I created a Circle of Israeli & Palestinian women in my city several years ago. It was designed to be one-Sunday afternoon event facilitated by a woman who does women's circles all the time. The intention was that the women could discover their commonalities as women, wives, daughters, mothers.
Instead, they opened with their political points of view: how we suffered; what you did to us, etc.
But it was also a pot luck and as soon as the food came out, something happened. It was women being women together and, if you didn't know, you wouldn't have been able to tell who was Palestinian and who was Israeli.

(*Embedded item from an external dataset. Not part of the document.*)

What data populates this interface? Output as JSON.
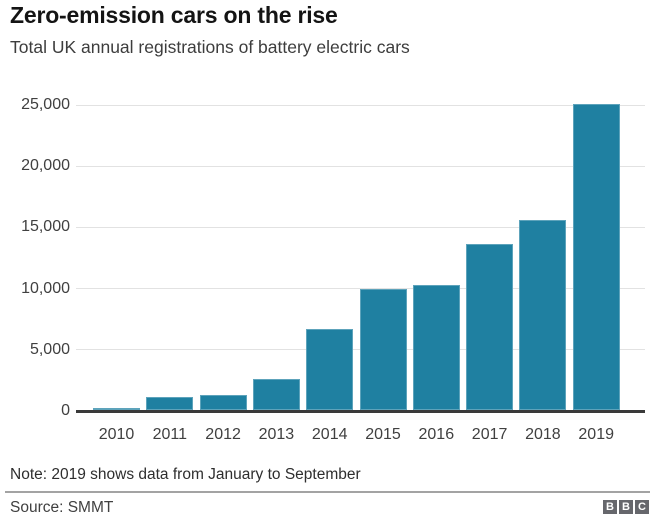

They decided to continue to meet - for 2-1/2 years (always with food) and became important to one another. Shared life events like births and deaths and marriages. Many moved back to Tel Aviv or Ramallah and they no longer meet, but remain good friends and stay in communication.
Who they are in their communities, how they raise their children, etc, was forever altered by the contact. And I assert that the sharing of food was at the heart of what allowed it to happen.
In my previous job as a private banker, I used to manage a century-old Singapore-based trust helping Jews in Baghdad. A large number of Singapore Jews were descended from Iraq, and they were also responsible for building the two old synagogues in the city. Dining with them, I can understand why homecooking is best.